While various agencies may have the authority to discharge their mandates in accordance with the Constitution and relevant laws, each agency coming up with their own set of spellings for names of places, which are commonly used, have potential to create confusion as time passes by.

The issue of different spellings of our dzongkhags, gewogs and villages has been going on for years. In the recent past, the Election Commission of Bhutan (ECB) and the Delimitation Commission published a list of their own spellings for names of gewogs and chiwogs. We recall the efforts made by the home ministry in the past requiring standard spellings of the 20 dzongkhags, some of which are still spelt differently. For example “Mongar and Monggar, and Chukha and Chhukha”.

Further complication arises with gewogs, chiwogs, and village names. Some have complained that the names of their villages and chiwogs have become strange.

A person didn’t realise he was reading an article of his own village until he saw the photo of his village in the same article as his village was strangely spelt.

The National Council during the recent session has also sought the government’s intervention to work towards harmonisation of names and spellings of gewogs, chiwogs and villages.
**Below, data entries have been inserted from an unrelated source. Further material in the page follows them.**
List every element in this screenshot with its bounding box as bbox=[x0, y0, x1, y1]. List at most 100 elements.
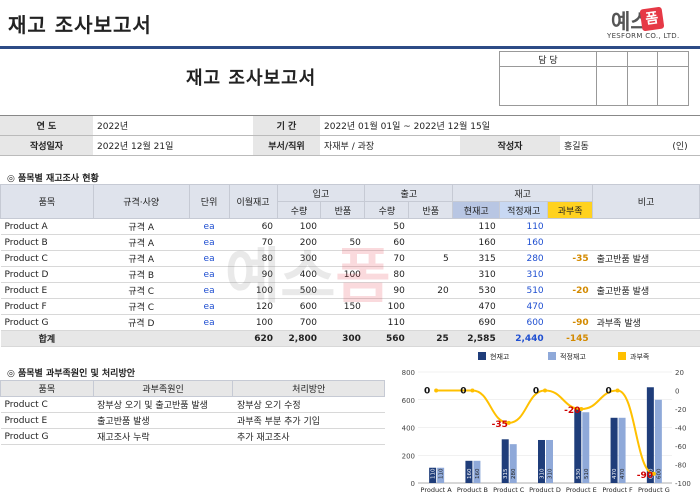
row-spec[interactable]: 규격 A bbox=[93, 234, 190, 251]
approval-slot[interactable] bbox=[595, 51, 628, 67]
row-out-qty[interactable]: 90 bbox=[364, 282, 409, 299]
row-in-ret[interactable] bbox=[320, 282, 365, 299]
row-prev[interactable]: 60 bbox=[229, 218, 278, 235]
row-unit[interactable]: ea bbox=[189, 234, 230, 251]
row-proper[interactable]: 470 bbox=[499, 298, 548, 315]
row-note[interactable] bbox=[592, 298, 700, 315]
row-shortage[interactable]: -35 bbox=[547, 250, 593, 267]
row-out-ret[interactable] bbox=[408, 234, 453, 251]
row-in-ret[interactable] bbox=[320, 314, 365, 331]
row-current[interactable]: 690 bbox=[452, 314, 500, 331]
row-current[interactable]: 470 bbox=[452, 298, 500, 315]
row-item[interactable]: Product B bbox=[0, 234, 94, 251]
row-shortage[interactable] bbox=[547, 218, 593, 235]
row-note[interactable]: 과부족 발생 bbox=[592, 314, 700, 331]
signature-cell[interactable] bbox=[499, 66, 597, 106]
row-item[interactable]: Product E bbox=[0, 282, 94, 299]
row-in-qty[interactable]: 400 bbox=[277, 266, 321, 283]
row-current[interactable]: 310 bbox=[452, 266, 500, 283]
cause-action[interactable]: 추가 재고조사 bbox=[232, 428, 385, 445]
row-note[interactable] bbox=[592, 266, 700, 283]
row-prev[interactable]: 90 bbox=[229, 266, 278, 283]
row-out-ret[interactable]: 5 bbox=[408, 250, 453, 267]
row-item[interactable]: Product D bbox=[0, 266, 94, 283]
row-spec[interactable]: 규격 D bbox=[93, 314, 190, 331]
row-item[interactable]: Product A bbox=[0, 218, 94, 235]
cause-item[interactable]: Product E bbox=[0, 412, 94, 429]
row-in-ret[interactable] bbox=[320, 218, 365, 235]
row-in-qty[interactable]: 300 bbox=[277, 250, 321, 267]
row-proper[interactable]: 510 bbox=[499, 282, 548, 299]
row-unit[interactable]: ea bbox=[189, 218, 230, 235]
row-out-qty[interactable]: 80 bbox=[364, 266, 409, 283]
cause-action[interactable]: 과부족 부분 추가 기입 bbox=[232, 412, 385, 429]
row-shortage[interactable] bbox=[547, 298, 593, 315]
row-spec[interactable]: 규격 C bbox=[93, 298, 190, 315]
row-out-ret[interactable] bbox=[408, 298, 453, 315]
approval-slot[interactable] bbox=[626, 51, 659, 67]
row-current[interactable]: 160 bbox=[452, 234, 500, 251]
row-current[interactable]: 530 bbox=[452, 282, 500, 299]
row-shortage[interactable]: -90 bbox=[547, 314, 593, 331]
row-proper[interactable]: 160 bbox=[499, 234, 548, 251]
row-current[interactable]: 315 bbox=[452, 250, 500, 267]
row-item[interactable]: Product F bbox=[0, 298, 94, 315]
row-in-ret[interactable] bbox=[320, 250, 365, 267]
row-spec[interactable]: 규격 A bbox=[93, 218, 190, 235]
cause-text[interactable]: 재고조사 누락 bbox=[93, 428, 233, 445]
row-out-qty[interactable]: 70 bbox=[364, 250, 409, 267]
row-proper[interactable]: 280 bbox=[499, 250, 548, 267]
row-note[interactable] bbox=[592, 218, 700, 235]
row-proper[interactable]: 600 bbox=[499, 314, 548, 331]
row-unit[interactable]: ea bbox=[189, 298, 230, 315]
row-out-ret[interactable] bbox=[408, 266, 453, 283]
row-note[interactable]: 출고반품 발생 bbox=[592, 250, 700, 267]
row-out-ret[interactable] bbox=[408, 314, 453, 331]
row-prev[interactable]: 80 bbox=[229, 250, 278, 267]
row-shortage[interactable] bbox=[547, 266, 593, 283]
row-proper[interactable]: 310 bbox=[499, 266, 548, 283]
row-in-ret[interactable]: 100 bbox=[320, 266, 365, 283]
row-in-qty[interactable]: 500 bbox=[277, 282, 321, 299]
row-current[interactable]: 110 bbox=[452, 218, 500, 235]
row-shortage[interactable] bbox=[547, 234, 593, 251]
row-prev[interactable]: 70 bbox=[229, 234, 278, 251]
year-value[interactable]: 2022년 bbox=[93, 115, 253, 136]
row-note[interactable] bbox=[592, 234, 700, 251]
dept-value[interactable]: 자재부 / 과장 bbox=[320, 135, 460, 156]
row-out-ret[interactable]: 20 bbox=[408, 282, 453, 299]
row-prev[interactable]: 100 bbox=[229, 314, 278, 331]
row-in-qty[interactable]: 200 bbox=[277, 234, 321, 251]
date-value[interactable]: 2022년 12월 21일 bbox=[93, 135, 253, 156]
period-value[interactable]: 2022년 01월 01일 ~ 2022년 12월 15일 bbox=[320, 115, 700, 136]
cause-action[interactable]: 장부상 오기 수정 bbox=[232, 396, 385, 413]
row-out-qty[interactable]: 100 bbox=[364, 298, 409, 315]
row-in-ret[interactable]: 150 bbox=[320, 298, 365, 315]
row-spec[interactable]: 규격 C bbox=[93, 282, 190, 299]
cause-text[interactable]: 출고반품 발생 bbox=[93, 412, 233, 429]
row-out-qty[interactable]: 50 bbox=[364, 218, 409, 235]
row-spec[interactable]: 규격 B bbox=[93, 266, 190, 283]
row-spec[interactable]: 규격 A bbox=[93, 250, 190, 267]
row-out-qty[interactable]: 110 bbox=[364, 314, 409, 331]
row-proper[interactable]: 110 bbox=[499, 218, 548, 235]
signature-cell[interactable] bbox=[595, 66, 628, 106]
row-item[interactable]: Product G bbox=[0, 314, 94, 331]
row-shortage[interactable]: -20 bbox=[547, 282, 593, 299]
row-unit[interactable]: ea bbox=[189, 314, 230, 331]
row-unit[interactable]: ea bbox=[189, 282, 230, 299]
cause-item[interactable]: Product C bbox=[0, 396, 94, 413]
approval-slot[interactable] bbox=[657, 51, 689, 67]
row-note[interactable]: 출고반품 발생 bbox=[592, 282, 700, 299]
cause-item[interactable]: Product G bbox=[0, 428, 94, 445]
row-in-ret[interactable]: 50 bbox=[320, 234, 365, 251]
row-in-qty[interactable]: 100 bbox=[277, 218, 321, 235]
row-unit[interactable]: ea bbox=[189, 266, 230, 283]
row-prev[interactable]: 100 bbox=[229, 282, 278, 299]
signature-cell[interactable] bbox=[657, 66, 689, 106]
cause-text[interactable]: 장부상 오기 및 출고반품 발생 bbox=[93, 396, 233, 413]
signature-cell[interactable] bbox=[626, 66, 659, 106]
row-in-qty[interactable]: 600 bbox=[277, 298, 321, 315]
row-in-qty[interactable]: 700 bbox=[277, 314, 321, 331]
row-item[interactable]: Product C bbox=[0, 250, 94, 267]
The home ministry in its reply to the National Council has acknowledged that ‘changes in names and spellings have created certain degree of confusion and inconveniences with the usage’.

In the meantime, the National Land Commission (NLC) published the first Atlas of Bhutan on June 23 this year. It is a very important document for the country. As the custodian of land, the NLC also has a pivotal role in standardisation of the spellings of the names of places in view of land records and maps, surveys, thrams and transactions.

At a glance, while comparing the list of dzongkhags and gewogs issued vide ECB Notification on Release of the Revised Atlas of the Local Government Demkhongs of May 11, 2016, and the recent NLC Atlas, three dzongkhags and 101 gewogs are spelt differently.

Therefore, there is an urgent need of coordination of the relevant agencies to resolve the issue and harmonise the spellings once for all.